The play follows a group of slags -- two hookers and a gigolo -- as they try to hustle their way off the streets of Manchester and into posh London society. Dave and Ashley are two old friends and sometime lovers who cruise for clients outside a local pub. Business has been much better for Dave, and Ashley chalks this up to one of the fallouts of women's liberation: As female sexuality became less mysterious, she argues, prospective johns turned to male-on-male action as something more exotic. Nevertheless, Fran -- a sexy black woman from Dave's past -- ropes in a lot of money from a single john.

Sharp dialogue that makes the prostitutes seem almost too gung-ho about their trade keeps the play racing through most of the first act. Conflict arises when a gentleman in a limousine, identified only as "the fat man," rolls by to solicit Dave and Fran for a threesome; it's clear that the encounter will eventually drive a wedge between Ashley and the rest of the gang. The plot thickens further when Fran's plump roommate Donna gets the two of them in legal trouble by fooling around with a minor in their flat.

The play takes a sour turn after intermission as dudley spins it into a sentimental morality tale. While the first act's slags had discussed the economics of anal sex, the second act's hookers-with-hearts-of-gold of wax contemplative about what their lives could have been if not for cuts in various social programs: Dave says that he'd really like to have been a rapper, Fran tells of a traumatic experience that led her to reconsider what life means, and Ashley learns the hard way about the value of friendship.

Though Slag Heap contains too much coarse language, bloodletting, and partial nudity for the major networks, its message would be safe for an After School Special. Instead of confronting the audience with its indifference to sexual exploitation, dudley passes the quid to Thatcher and to the characters' own desire for money and fame. What Off-Broadway theatergoer would object to such easy targets? Meanwhile, we're invited to forget our own participation in the very conditions that make the cycle possible.

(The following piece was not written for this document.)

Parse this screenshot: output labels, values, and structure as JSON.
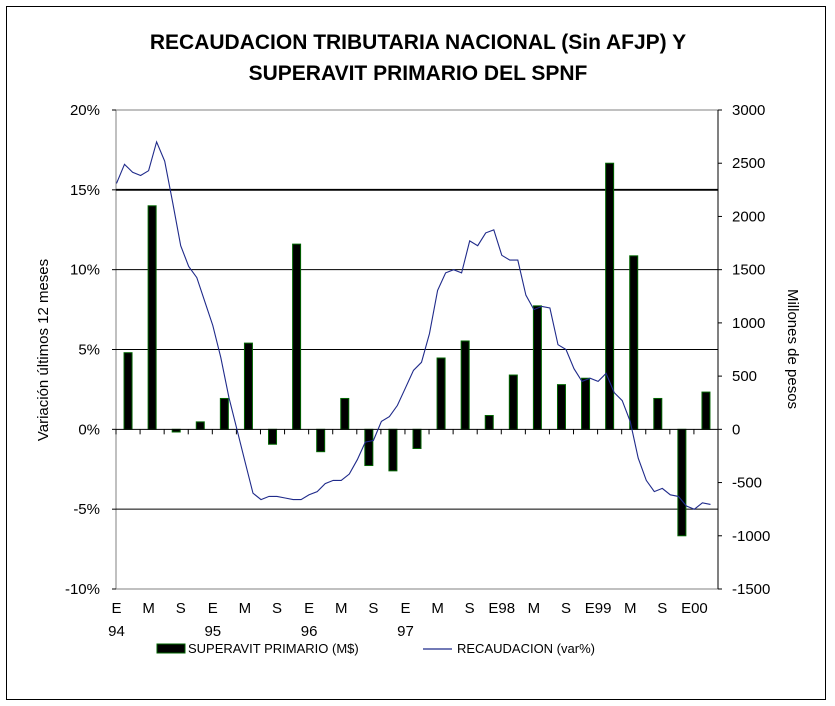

Most of the acting is strong enough to keep the play entertaining throughout. Vincent Kartheiser and Polly Lee play Dave and Ashley with a bubbly charm that seems the result of a combination of youthful optimism and a steady supply of cocaine. Brienan Nequa Bryant portrays the harder-edged Fran very convincingly, and her strong focus helps ground the action. Janelle Anne Robinson is hilarious as Donna, who indulges in one disgusting activity after another without a trace of self-consciousness, while Alexander Flores portrays her pre-pubescent lover well. Maggie Moore never gets past the limitations of her ridiculous, two-dimensional role of a French strumpet. Director Michael Morris keeps the production's pace cracking.